Albertina Antognini, ‘Fraudulent Families’

ABSTRACT
The Supreme Court has repeatedly upheld distinctions between unwed mothers and unwed fathers on the basis of sex. Unwed women are recognized as mothers automatically upon birth, while unwed men must undertake a series of affirmative steps before being recognized as fathers. One of the central rationales for this differential treatment is the Court’s concern with problems of proof and potential for fraud that plague paternity, but not maternity, determinations. Legal scholarship has been rightly critical of these enduring sex-based distinctions, but it has largely ignored the role that fraud plays in these cases and in the broader regulation of nonmarriage. That is the task of this Article.

This Article engages in a close reading of the Supreme Court’s use of fraud across a range of opinions – —from addressing state law rules setting out property rights at death to federal laws dictating the transmission of citizenship at birth. The presence of fraud in the Court’s reasoning is significant, but the way it functions is neither obvious nor straightforward. The Court claims to be concerned with ‘paternity fraud’, which takes place when there is no biological connection between alleged father and child. Yet not a single decision involves a missing genetic link, and the Court’s accepted response to the fraud routinely fails to require proof of one. This Article argues that the concern articulated in the language of paternity is, in fact, a concern over the lack of marriage between the father and mother.

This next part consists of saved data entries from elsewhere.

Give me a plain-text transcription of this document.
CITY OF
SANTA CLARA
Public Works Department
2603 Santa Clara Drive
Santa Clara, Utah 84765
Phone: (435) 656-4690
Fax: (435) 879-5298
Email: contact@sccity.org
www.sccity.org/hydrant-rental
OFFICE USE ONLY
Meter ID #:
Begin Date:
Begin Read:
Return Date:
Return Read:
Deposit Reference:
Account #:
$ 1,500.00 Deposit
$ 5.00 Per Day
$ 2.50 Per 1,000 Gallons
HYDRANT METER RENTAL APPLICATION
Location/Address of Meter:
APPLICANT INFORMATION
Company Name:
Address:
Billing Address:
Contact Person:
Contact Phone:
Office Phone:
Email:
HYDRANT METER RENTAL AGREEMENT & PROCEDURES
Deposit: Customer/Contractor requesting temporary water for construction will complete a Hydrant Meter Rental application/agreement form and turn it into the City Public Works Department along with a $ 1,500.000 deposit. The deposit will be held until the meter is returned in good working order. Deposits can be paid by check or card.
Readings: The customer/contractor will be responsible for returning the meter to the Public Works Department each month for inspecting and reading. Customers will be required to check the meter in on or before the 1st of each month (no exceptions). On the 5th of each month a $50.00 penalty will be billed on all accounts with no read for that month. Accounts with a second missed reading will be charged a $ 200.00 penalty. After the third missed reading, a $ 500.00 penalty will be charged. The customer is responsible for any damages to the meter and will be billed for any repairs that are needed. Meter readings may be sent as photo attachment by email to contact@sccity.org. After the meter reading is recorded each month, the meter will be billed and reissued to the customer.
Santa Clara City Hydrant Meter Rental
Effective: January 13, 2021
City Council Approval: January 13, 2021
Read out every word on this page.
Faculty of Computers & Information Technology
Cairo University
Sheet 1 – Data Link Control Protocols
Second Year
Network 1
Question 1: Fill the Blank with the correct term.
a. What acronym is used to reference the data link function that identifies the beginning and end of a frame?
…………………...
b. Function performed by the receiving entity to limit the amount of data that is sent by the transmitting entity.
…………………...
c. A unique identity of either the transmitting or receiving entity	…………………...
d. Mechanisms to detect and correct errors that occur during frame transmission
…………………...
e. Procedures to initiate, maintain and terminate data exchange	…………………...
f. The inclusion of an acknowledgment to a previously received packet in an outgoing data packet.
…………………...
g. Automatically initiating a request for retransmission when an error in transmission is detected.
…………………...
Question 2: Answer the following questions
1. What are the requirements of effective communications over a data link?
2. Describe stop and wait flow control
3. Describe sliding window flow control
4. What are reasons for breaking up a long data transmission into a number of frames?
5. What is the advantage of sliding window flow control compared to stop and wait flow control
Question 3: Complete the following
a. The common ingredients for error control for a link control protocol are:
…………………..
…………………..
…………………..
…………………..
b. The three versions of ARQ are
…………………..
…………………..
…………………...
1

As such, what the Court presents as an objective rationale based on biology is, in fact, a subjective and value-laden determination about what kinds of relationships the law should recognize.

Exposing the work of fraud matters. At a minimum, it shows that the purported governmental interest in fraud prevention is not legitimate and should no longer count as an uncontroversial reason to support the constitutionality of distinguishing between men and women in their roles as fathers and mothers. Paying attention to how fraud functions demonstrates that such distinctions are based on the legacy of contestable legal rules rather than, as the Court claims, any inherent biological difference. More broadly, this Article exposes how appeals to fraud transform what are disputable normative judgments into empirical-sounding evidentiary concerns. Fraud, however, is anything but neutral. It perpetuates a gendered state of affairs that casts women as mothers always and men as fathers only within marriage. It also functions in racist ways and has long been leveled against non-white families. With this critique of fraud in hand, we can better evaluate how fraud is regularly raised in the regulation of nonmarriage, where it works to limit access to material goods in both gendered and race-salient ways.

Antognini, Albertina, Fraudulent Families (December 24, 2024), Arizona Legal Studies Discussion Paper No 24-31.